Mining Webpages in Parallel

Jake Drew

5.00/5 (4 votes)

19 Mar 2015GPL312 min read

17.3K

How to mine webpages in parallel

A Visual Studio 2013 demo project including the WebpageDownloader and LinkCrawler can be downloaded here.

Introduction

The US digital universe currently doubles in size approximately every three years [1]. In fact, Hewlett Packard estimates that by the end of this decade, the digital universe will be measured in ‘Brontobytes’, which represent one billion Exabytes or around two quadrillion years of music [2]. Each minute, internet users send over 204 million emails, Google receives over 4 million search requests, YouTube users upload 72 hours of video, and 277,000 tweets are posted on twitter [3]. It is estimated that in 2012, only 1/2 a percent of the data in the US digital universe was analyzed [1].

Data mining web content efficiently is becoming an all to common task. When crawling web pages or downloading website content, a single threaded approach can often leave one waiting unreasonable amounts of time for critical information. In previous articles, I have written on many topics about extracting valuable information from the data contained in webpages (references are included below). In the machine learning world, we typically refer to this as extracting “features” from webpages.

Webpage Features

One of the most basic features which can be extracted from web content is a webpage’s HTML which can simply be downloaded using C#. Webpage HTML content can also be processed further to produce more elaborate and complex features. For example, the HTML downloaded from a webpage contains much different information than the text and images which are displayed in the browser using the webpage’s URL. I have provided just a few examples of valuable features which can be extracted when mining webpages in the list below including some references for further reading on some topics:

Displayed text can be extracted from the HTML content downloaded from a webpage [4].
Displayed text could be processed to divide text into sentences using Natural Language Processing [6].
Screenshots of webpages can be taken for the purposes of clustering similar images [5].
HTML Document Object Model (DOM) tags could be counted to compare webpages for similarity [6].
Displayed text from webpages could be processed to create n-grams for calculating webpage similarity [7].
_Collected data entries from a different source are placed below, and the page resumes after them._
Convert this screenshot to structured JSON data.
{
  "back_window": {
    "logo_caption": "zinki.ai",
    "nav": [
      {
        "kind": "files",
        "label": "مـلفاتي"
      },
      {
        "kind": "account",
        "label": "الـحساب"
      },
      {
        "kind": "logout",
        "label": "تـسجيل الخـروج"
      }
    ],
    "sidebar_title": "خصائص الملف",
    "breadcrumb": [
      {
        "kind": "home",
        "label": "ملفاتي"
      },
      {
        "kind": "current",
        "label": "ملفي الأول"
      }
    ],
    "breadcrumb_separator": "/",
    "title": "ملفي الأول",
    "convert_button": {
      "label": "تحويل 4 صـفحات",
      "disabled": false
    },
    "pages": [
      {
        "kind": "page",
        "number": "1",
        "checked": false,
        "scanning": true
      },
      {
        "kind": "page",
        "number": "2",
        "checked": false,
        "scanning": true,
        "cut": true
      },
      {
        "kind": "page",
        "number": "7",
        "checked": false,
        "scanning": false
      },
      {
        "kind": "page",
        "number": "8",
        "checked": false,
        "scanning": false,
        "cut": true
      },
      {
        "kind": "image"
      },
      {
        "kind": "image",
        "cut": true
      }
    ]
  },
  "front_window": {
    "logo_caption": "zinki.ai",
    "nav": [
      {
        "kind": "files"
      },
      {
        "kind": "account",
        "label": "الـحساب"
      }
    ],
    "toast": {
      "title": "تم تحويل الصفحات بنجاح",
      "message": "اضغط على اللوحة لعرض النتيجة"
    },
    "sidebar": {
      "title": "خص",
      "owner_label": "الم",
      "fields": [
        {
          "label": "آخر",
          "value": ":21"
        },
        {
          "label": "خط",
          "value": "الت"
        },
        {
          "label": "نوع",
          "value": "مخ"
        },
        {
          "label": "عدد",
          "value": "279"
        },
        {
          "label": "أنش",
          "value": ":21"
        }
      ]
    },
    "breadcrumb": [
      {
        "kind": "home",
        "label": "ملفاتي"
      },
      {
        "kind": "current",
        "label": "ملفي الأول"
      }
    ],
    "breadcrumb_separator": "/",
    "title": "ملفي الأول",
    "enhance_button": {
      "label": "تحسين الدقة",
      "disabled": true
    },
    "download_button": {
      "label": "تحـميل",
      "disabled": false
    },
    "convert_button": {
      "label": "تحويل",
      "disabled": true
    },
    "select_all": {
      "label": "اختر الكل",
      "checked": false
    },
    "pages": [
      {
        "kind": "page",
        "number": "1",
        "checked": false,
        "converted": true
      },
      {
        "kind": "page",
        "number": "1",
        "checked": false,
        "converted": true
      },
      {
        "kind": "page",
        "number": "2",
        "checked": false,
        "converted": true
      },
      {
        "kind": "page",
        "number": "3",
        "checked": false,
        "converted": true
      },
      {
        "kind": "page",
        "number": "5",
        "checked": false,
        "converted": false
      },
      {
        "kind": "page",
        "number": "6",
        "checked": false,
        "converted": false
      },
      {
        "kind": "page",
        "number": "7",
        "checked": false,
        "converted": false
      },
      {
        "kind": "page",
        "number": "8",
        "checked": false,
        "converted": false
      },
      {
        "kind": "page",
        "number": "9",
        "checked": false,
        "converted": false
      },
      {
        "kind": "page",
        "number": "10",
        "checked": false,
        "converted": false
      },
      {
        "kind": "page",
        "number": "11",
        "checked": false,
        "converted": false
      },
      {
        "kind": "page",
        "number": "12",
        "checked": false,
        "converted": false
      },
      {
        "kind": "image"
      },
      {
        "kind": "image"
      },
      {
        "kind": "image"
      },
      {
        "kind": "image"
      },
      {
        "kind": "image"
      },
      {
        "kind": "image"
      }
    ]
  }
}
However, almost all successful webpage feature extractions begin with simply downloading webpages. The download process can also be the largest bottleneck in feature extraction systems, especially when you are downloading content that you did not create and may not have any idea where the actual content is located. Sometimes, HTML can be full of errors, missing scripts, malicious content, or located on very old servers, down servers, or a large number of other reasons which could potentially cause much grief during the download process. In fact, when you are mining thousands, tens-of-thousands, or millions of webpages, you are guaranteed to run into webpages that cause the download process to either fail or hang.

The remainder of this article demonstrates how to successfully mine large volumes of webpages by downloading them in parallel, keeping a detailed log of your progress, and even retrying downloads that fail or time out.

The C# Webpage Downloader

I have created a tool in C# called the “Webpage Downloader”. This class can be used within any C# program to download large volumes of webpage content in parallel. Creating the class in a C# program is very simple as shown in Figure 1.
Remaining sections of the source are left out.